Поставив выразительное многоточие, я еще раз пообещала читателям вернуться к этой теме в следующих номерах газеты и положила статью на стол Гюрзы. На душе у меня было скверно. Все это мне ужасно не нравилось. И то, что совершенно случайно, наугад копнув, я наткнулась на такой клубок змей, разворошила настоящее осиное гнездо. И то, что люди вокруг меня мрут как мухи. И то, что, трубя на каждом углу о своем воображаемом источнике, я в действительности совершенно не понимаю, что происходит.
И больше всего мне не нравилась смерть Бориса Борисовича Ахтырского. Я никак не могла отделаться от мысли, что она на моей совести.
Подошел Мишка Котенкин, присел рядом и погладил меня по плечу.
– Слушай, – не выдержала я, – у тебя что – своих дел совсем нету?
– Дел у меня куча, – ответил он, ничуть не обидевшись, – но я за тебя волнуюсь. Как бы не наломала ты, Александра, дров.
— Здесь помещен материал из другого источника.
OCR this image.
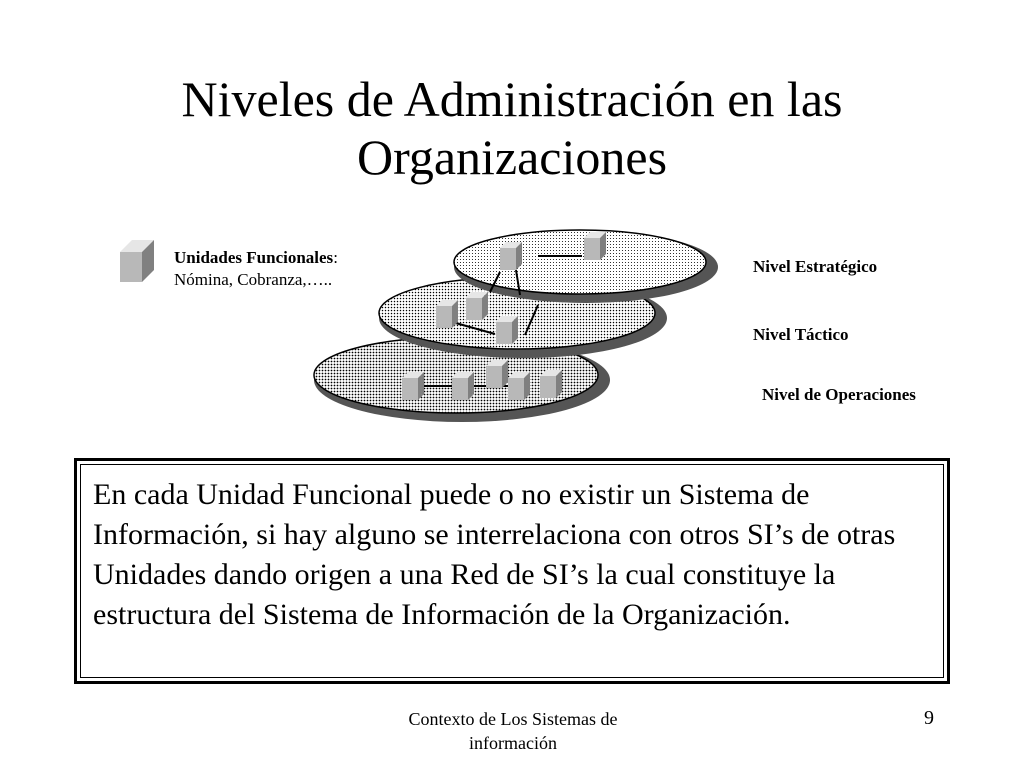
Niveles de Administración en las
Organizaciones
Unidades Funcionales:
Nómina, Cobranza,…..
Nivel Estratégico
Nivel Táctico
Nivel de Operaciones
En cada Unidad Funcional puede o no existir un Sistema de Información, si hay alguno se interrelaciona con otros SI’s de otras Unidades dando origen a una Red de SI’s la cual constituye la estructura del Sistema de Información de la Organización.
Contexto de Los Sistemas de
información
9
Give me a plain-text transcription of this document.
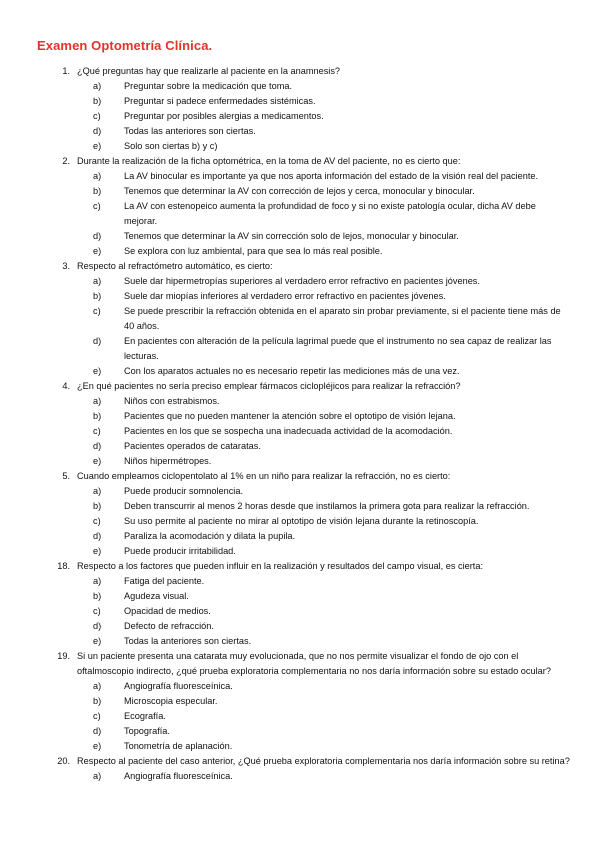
Examen Optometría Clínica.
1. ¿Qué preguntas hay que realizarle al paciente en la anamnesis?
a)	Preguntar sobre la medicación que toma.
b)	Preguntar si padece enfermedades sistémicas.
c)	Preguntar por posibles alergias a medicamentos.
d)	Todas las anteriores son ciertas.
e)	Solo son ciertas b) y c)
2. Durante la realización de la ficha optométrica, en la toma de AV del paciente, no es cierto que:
a)	La AV binocular es importante ya que nos aporta información del estado de la visión real del paciente.
b)	Tenemos que determinar la AV con corrección de lejos y cerca, monocular y binocular.
c)	La AV con estenopeico aumenta la profundidad de foco y si no existe patología ocular, dicha AV debe mejorar.
d)	Tenemos que determinar la AV sin corrección solo de lejos, monocular y binocular.
e)	Se explora con luz ambiental, para que sea lo más real posible.
3. Respecto al refractómetro automático, es cierto:
a)	Suele dar hipermetropías superiores al verdadero error refractivo en pacientes jóvenes.
b)	Suele dar miopías inferiores al verdadero error refractivo en pacientes jóvenes.
c)	Se puede prescribir la refracción obtenida en el aparato sin probar previamente, si el paciente tiene más de 40 años.
d)	En pacientes con alteración de la película lagrimal puede que el instrumento no sea capaz de realizar las lecturas.
e)	Con los aparatos actuales no es necesario repetir las mediciones más de una vez.
4. ¿En qué pacientes no sería preciso emplear fármacos ciclopléjicos para realizar la refracción?
a)	Niños con estrabismos.
b)	Pacientes que no pueden mantener la atención sobre el optotipo de visión lejana.
c)	Pacientes en los que se sospecha una inadecuada actividad de la acomodación.
d)	Pacientes operados de cataratas.
e)	Niños hipermétropes.
5. Cuando empleamos ciclopentolato al 1% en un niño para realizar la refracción, no es cierto:
a)	Puede producir somnolencia.
b)	Deben transcurrir al menos 2 horas desde que instilamos la primera gota para realizar la refracción.
c)	Su uso permite al paciente no mirar al optotipo de visión lejana durante la retinoscopía.
d)	Paraliza la acomodación y dilata la pupila.
e)	Puede producir irritabilidad.
18. Respecto a los factores que pueden influir en la realización y resultados del campo visual, es cierta:
a)	Fatiga del paciente.
b)	Agudeza visual.
c)	Opacidad de medios.
d)	Defecto de refracción.
e)	Todas la anteriores son ciertas.
19. Si un paciente presenta una catarata muy evolucionada, que no nos permite visualizar el fondo de ojo con el oftalmoscopio indirecto, ¿qué prueba exploratoria complementaria no nos daría información sobre su estado ocular?
a)	Angiografía fluoresceínica.
b)	Microscopia especular.
c)	Ecografía.
d)	Topografía.
e)	Tonometría de aplanación.
20. Respecto al paciente del caso anterior, ¿Qué prueba exploratoria complementaria nos daría información sobre su retina?
a)	Angiografía fluoresceínica.
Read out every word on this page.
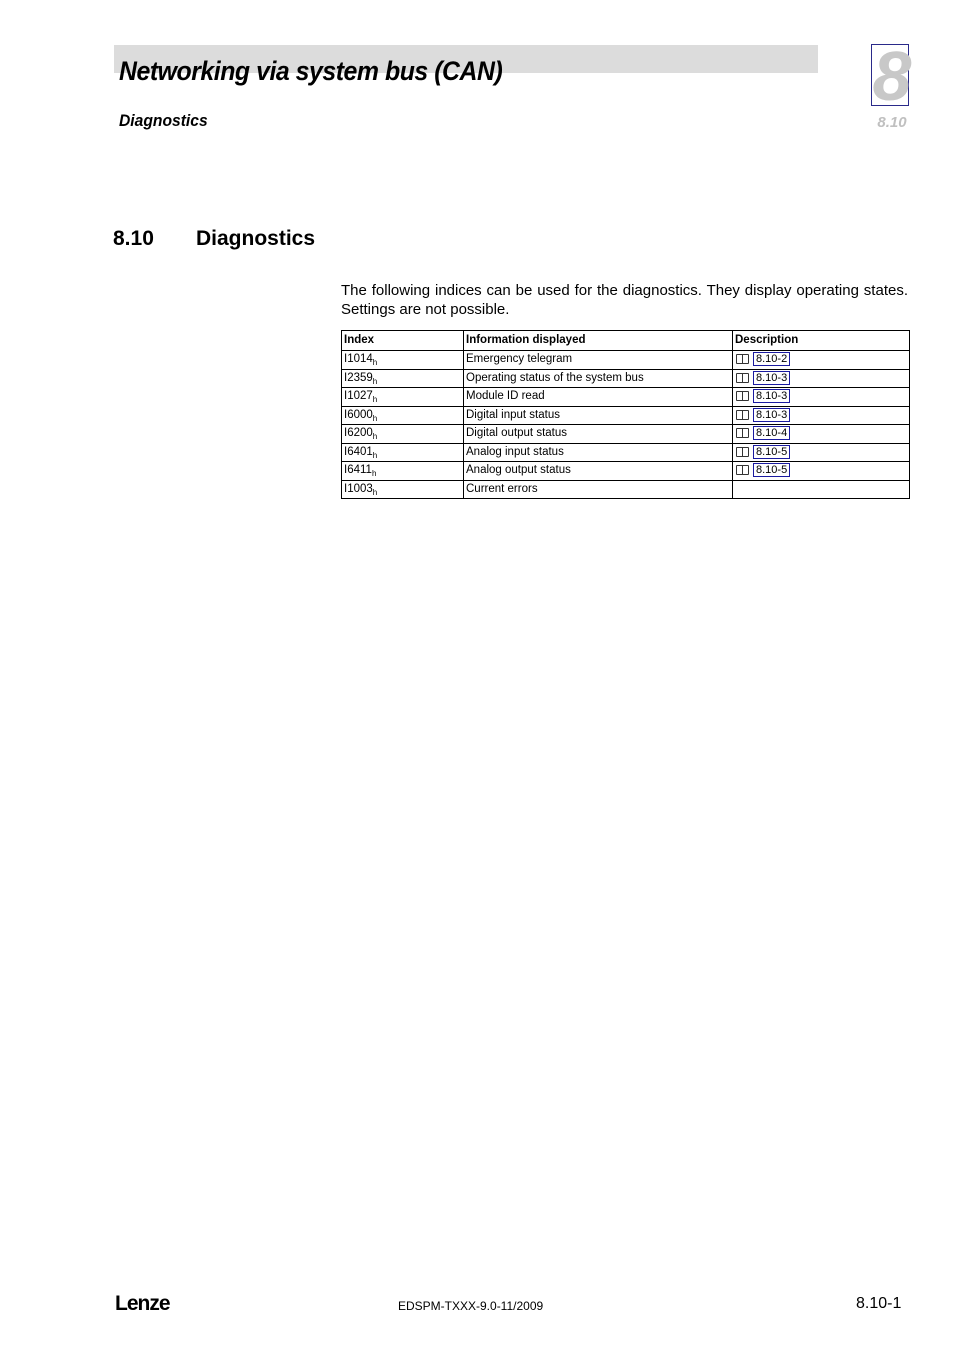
Networking via system bus (CAN)
Diagnostics
8
8.10
8.10 Diagnostics
The following indices can be used for the diagnostics. They display operating states. Settings are not possible.
Index	Information displayed	Description
$I1014_h$	Emergency telegram	8.10-2
$I2359_h$	Operating status of the system bus	8.10-3
$I1027_h$	Module ID read	8.10-3
$I6000_h$	Digital input status	8.10-3
$I6200_h$	Digital output status	8.10-4
$I6401_h$	Analog input status	8.10-5
$I6411_h$	Analog output status	8.10-5
$I1003_h$	Current errors	
Lenze	EDSPM-TXXX-9.0-11/2009	8.10-1
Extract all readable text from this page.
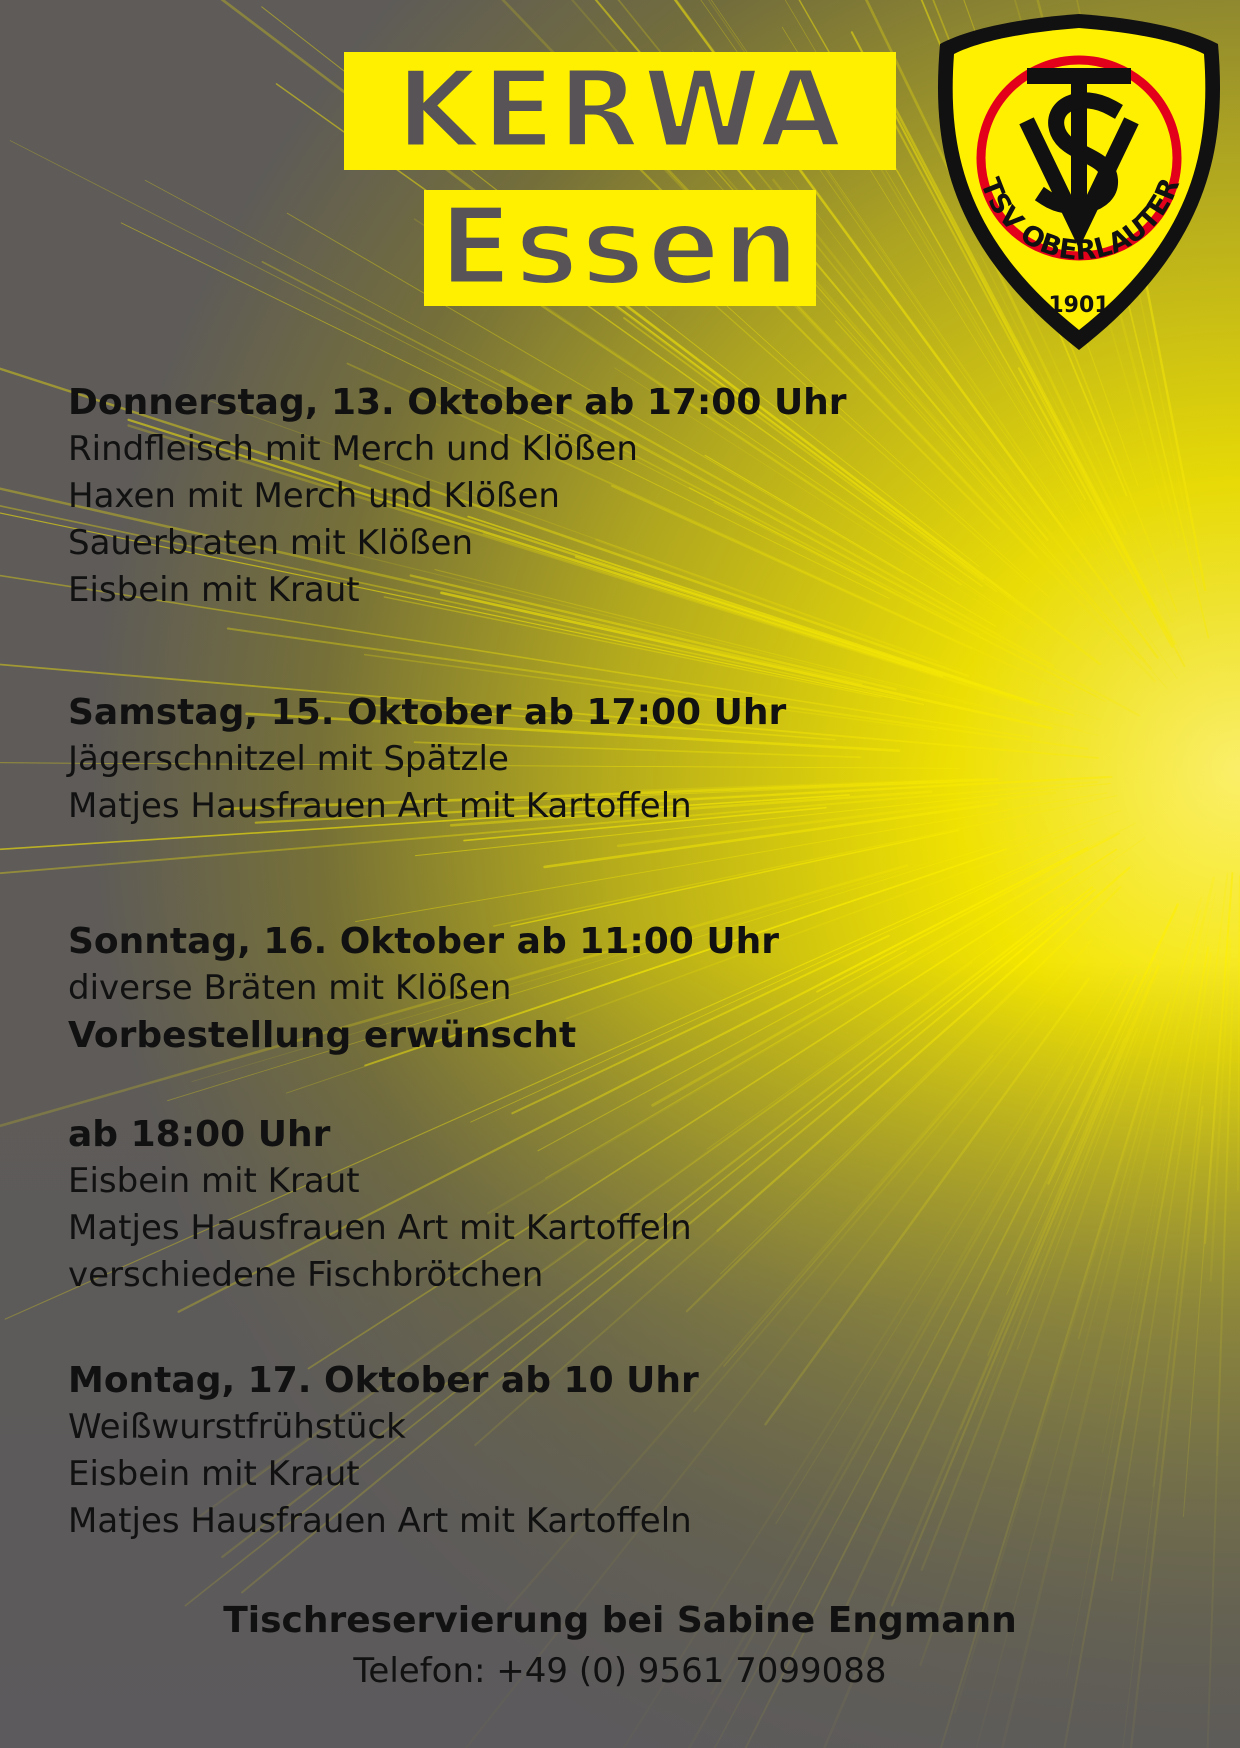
KERWA
Essen	TSV OBERLAUTER
1901
Donnerstag, 13. Oktober ab 17:00 Uhr
Rindfleisch mit Merch und Klößen
Haxen mit Merch und Klößen
Sauerbraten mit Klößen
Eisbein mit Kraut
Samstag, 15. Oktober ab 17:00 Uhr
Jägerschnitzel mit Spätzle
Matjes Hausfrauen Art mit Kartoffeln
Sonntag, 16. Oktober ab 11:00 Uhr
diverse Bräten mit Klößen
Vorbestellung erwünscht
ab 18:00 Uhr
Eisbein mit Kraut
Matjes Hausfrauen Art mit Kartoffeln
verschiedene Fischbrötchen
Montag, 17. Oktober ab 10 Uhr
Weißwurstfrühstück
Eisbein mit Kraut
Matjes Hausfrauen Art mit Kartoffeln
Tischreservierung bei Sabine Engmann
Telefon: +49 (0) 9561 7099088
Он очень редко называет меня Александрой, в самых серьезных случаях.
– Ты на себя‑то в зеркало посмотри. В глазах – тоска, руки трясутся как после хорошего перепоя… Худая, как велосипед, ничего не ешь, только кофе пьешь…
– Что ты выдумываешь? – возмутилась я. – Ничего у меня руки не трясутся. И в глазах не тоска, а волнение. Допускаю, что немного похудела от переживаний, но ведь не каждый день на твоих глазах умирает человек. Попил кофейку – и помер!
– Моя жена всегда говорит, что кофе вреден, – согласился Мишка. – Но, – он глядел на меня очень серьезно, – вот что тебе не дает покоя. Совестливая ты очень, Александра, в журналистике так нельзя.
– Много ты понимаешь в журналистике, – фыркнула я и тут же опомнилась: – Извини, не хотела с тобой ссориться. Но Миша, ты пойми: если бы Ахтырский помер после того, как мы с ним поговорили, все выяснили, то я бы не так переживала. А тут сиди и мучайся: то ли я его довела до инфаркта, то ли кто‑то ему рот хотел заткнуть, чтобы он мне ничего не рассказал…
– Ты уж за что‑нибудь одно беспокойся, – усмехнулся Мишка, – либо он от твоих статей помер, тогда, значит, никто за ним не стоит, либо его убили, и тогда ты в его смерти не виновата.
– Как бы это узнать? – пробормотала я.
– Конечно, если сидеть за столом и вздыхать, то ничего не узнаешь, – съехидничал Мишка, – едем сейчас туда.
– Куда?
– В морг, вот куда! – крикнул Мишка, так что Гюрза даже выглянула из кабинета и спросила, с чего это мы так разорались.
Я сделала вид, что не расслышала, и пошла надевать куртку. Услышав змеиное шипение из кабинета, Мишка мгновенно испарился, как будто его и не было.
– Петухова! – крикнула Гюрза, очевидно, пароксизма вежливости хватило у нее только на один вчерашний день. – Тебе не кажется, что ты должна ставить меня в известность по поводу своих отлучек? Как продвигается расследование?